Uma última previsão feita por eles, que é citada nos dois segmentos, e que então eu imagino ser séria, é algo que eu não sei de onde eles tiraram. A ideia de que ao invés de procurar uma tomada para ligar aparelhos elétricos, o ‘conector’ seria um imã que se adere a qualquer lugar da parede, e consegue puxar eletricidade de dentro dela, independente de onde for.
Eu cito essa uma porque… Bem. Eu queria que ela fosse real.
Os anos 80 de acordo com os anos 60, de acordo com os anos 80
Por último… Esse um eu vou só mencionar e deixar o link. Um outro segmento da BBC dos anos 80, exceto que eu não consegui achar o original, só uma versão comentada. Neste um, pessoas dos anos 80 reagiam a previsões que o canal tinha feito nos anos 60, sobre como seriam os anos 80.
Gaste seu inglês aqui se quiser. É estupidamente divertido. Previsões incluem mulheres de cabeça raspada, brincos-que-são-rádios, e roupas de papel.
Tentando puxar isso para alguma forma de conclusão satisfatória – O que fica pra mim destas relíquias do futuro-do-passado é que elas sempre apresentam um certo otimismo sobre a tecnologia e o efeito que ela teria em nossas vidas.
Eu dificilmente observo isso quando se fala de tecnologias futuras hoje em dia. O que eu observo é a discussão do impacto negativo que as novas invenções podem acabar tendo, no ambiente, em empregos, na privacidade, etc.
A frase “(…) perdeu o mandado dos céus” era algo dito sobre imperadores na China Antiga, quando estes tomavam decisões ruins e se tornavam particularmente impopulares.
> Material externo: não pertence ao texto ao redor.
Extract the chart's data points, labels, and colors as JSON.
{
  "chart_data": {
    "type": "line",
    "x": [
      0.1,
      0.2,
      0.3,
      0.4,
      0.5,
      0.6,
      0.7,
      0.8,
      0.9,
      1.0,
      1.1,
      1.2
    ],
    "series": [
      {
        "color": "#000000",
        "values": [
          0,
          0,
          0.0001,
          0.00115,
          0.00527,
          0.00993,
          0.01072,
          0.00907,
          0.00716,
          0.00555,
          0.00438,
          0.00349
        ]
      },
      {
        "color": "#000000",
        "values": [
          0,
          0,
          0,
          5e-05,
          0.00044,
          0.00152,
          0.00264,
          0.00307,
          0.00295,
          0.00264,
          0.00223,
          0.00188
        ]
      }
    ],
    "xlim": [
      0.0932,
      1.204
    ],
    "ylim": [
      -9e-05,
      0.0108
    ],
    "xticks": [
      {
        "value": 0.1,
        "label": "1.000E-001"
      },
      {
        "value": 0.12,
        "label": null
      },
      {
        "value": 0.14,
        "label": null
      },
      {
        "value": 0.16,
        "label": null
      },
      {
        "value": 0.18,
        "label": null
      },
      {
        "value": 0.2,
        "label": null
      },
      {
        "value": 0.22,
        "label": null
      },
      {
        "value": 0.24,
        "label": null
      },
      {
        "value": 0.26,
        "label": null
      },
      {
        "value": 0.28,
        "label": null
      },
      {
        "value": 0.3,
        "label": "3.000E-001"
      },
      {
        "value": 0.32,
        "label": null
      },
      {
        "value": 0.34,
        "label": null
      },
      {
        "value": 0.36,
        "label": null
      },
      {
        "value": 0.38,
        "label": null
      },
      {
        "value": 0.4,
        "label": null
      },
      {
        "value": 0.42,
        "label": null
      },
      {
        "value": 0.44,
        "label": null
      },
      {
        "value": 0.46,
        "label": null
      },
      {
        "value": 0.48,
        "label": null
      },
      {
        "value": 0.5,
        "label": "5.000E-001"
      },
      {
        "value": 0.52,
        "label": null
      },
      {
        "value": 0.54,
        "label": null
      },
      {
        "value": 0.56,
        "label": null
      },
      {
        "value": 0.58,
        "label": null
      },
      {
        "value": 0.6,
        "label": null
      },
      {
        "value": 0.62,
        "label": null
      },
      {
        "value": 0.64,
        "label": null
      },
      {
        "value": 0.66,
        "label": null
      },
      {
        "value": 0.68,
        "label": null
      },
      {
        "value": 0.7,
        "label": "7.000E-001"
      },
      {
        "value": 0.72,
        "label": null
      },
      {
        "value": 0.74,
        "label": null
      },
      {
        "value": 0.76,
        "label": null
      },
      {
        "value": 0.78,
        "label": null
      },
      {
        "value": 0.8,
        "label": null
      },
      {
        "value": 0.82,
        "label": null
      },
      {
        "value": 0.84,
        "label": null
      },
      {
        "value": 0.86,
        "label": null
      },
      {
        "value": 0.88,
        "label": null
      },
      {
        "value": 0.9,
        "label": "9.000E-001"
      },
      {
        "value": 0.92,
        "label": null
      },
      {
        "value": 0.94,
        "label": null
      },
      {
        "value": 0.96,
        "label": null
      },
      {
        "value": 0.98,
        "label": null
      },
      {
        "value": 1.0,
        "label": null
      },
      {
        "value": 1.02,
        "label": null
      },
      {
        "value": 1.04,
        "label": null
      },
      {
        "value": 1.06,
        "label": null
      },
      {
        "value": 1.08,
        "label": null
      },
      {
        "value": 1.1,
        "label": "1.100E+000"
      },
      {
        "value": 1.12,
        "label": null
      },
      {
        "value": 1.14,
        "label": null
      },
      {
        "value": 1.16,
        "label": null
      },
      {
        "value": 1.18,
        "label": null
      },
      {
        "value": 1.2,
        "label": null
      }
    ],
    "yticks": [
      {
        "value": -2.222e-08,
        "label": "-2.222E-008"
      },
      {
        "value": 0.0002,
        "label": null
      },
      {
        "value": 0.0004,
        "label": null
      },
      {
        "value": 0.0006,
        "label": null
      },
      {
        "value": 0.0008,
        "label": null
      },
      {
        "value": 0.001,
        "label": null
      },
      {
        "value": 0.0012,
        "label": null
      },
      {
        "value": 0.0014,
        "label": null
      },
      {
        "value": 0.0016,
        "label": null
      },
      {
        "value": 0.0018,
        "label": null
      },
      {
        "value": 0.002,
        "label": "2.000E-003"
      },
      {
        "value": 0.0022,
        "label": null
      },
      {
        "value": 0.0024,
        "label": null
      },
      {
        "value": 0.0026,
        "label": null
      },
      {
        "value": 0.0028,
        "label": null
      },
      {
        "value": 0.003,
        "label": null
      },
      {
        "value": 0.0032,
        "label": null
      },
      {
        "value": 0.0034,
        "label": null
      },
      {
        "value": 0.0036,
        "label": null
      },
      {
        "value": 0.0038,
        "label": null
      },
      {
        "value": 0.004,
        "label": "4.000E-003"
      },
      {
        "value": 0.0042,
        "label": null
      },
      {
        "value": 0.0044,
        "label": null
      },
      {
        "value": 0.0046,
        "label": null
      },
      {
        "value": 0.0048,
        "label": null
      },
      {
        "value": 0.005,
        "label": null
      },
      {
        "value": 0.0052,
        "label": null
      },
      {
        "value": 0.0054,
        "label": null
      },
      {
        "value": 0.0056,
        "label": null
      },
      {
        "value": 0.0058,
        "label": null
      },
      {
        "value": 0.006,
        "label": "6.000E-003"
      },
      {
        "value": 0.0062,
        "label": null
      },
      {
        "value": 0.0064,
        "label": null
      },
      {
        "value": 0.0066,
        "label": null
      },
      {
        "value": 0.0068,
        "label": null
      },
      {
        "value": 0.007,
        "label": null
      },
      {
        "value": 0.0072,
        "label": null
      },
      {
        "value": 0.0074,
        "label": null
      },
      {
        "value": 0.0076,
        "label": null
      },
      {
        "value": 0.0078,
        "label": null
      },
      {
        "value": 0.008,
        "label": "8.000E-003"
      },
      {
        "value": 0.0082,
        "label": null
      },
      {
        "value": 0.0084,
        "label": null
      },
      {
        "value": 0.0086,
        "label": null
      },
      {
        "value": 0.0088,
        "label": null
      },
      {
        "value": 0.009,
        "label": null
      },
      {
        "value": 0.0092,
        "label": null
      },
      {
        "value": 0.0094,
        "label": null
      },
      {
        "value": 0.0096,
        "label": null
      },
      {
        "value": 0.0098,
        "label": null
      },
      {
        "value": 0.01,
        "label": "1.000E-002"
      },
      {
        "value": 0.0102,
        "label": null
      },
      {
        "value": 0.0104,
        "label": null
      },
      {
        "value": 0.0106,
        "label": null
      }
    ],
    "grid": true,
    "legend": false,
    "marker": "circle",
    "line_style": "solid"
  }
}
A instabilidade sociopolítica que inevitavelmente se seguia era vista como um sinal de que os deuses, que um dia haviam favorecido aquele imperador e dado a ele o direito de governar, o haviam abandonado.
Eu não acredito que o mandado dos céus realmente exista… Mas metaforicamente falando, a indústria tecnológica era a ‘dinastia escolhida pelos deuses’ até uns 10 anos atrás. As invenções que ela trazia iriam tornar nossas vidas melhores e nos salvar dos desastres que nós mesmos estávamos criando. E então, ela pisou na bola, de novo e de novo. E agora toda novidade apresentada pela indústria tecnológica é recebida com ceticismo primeiro.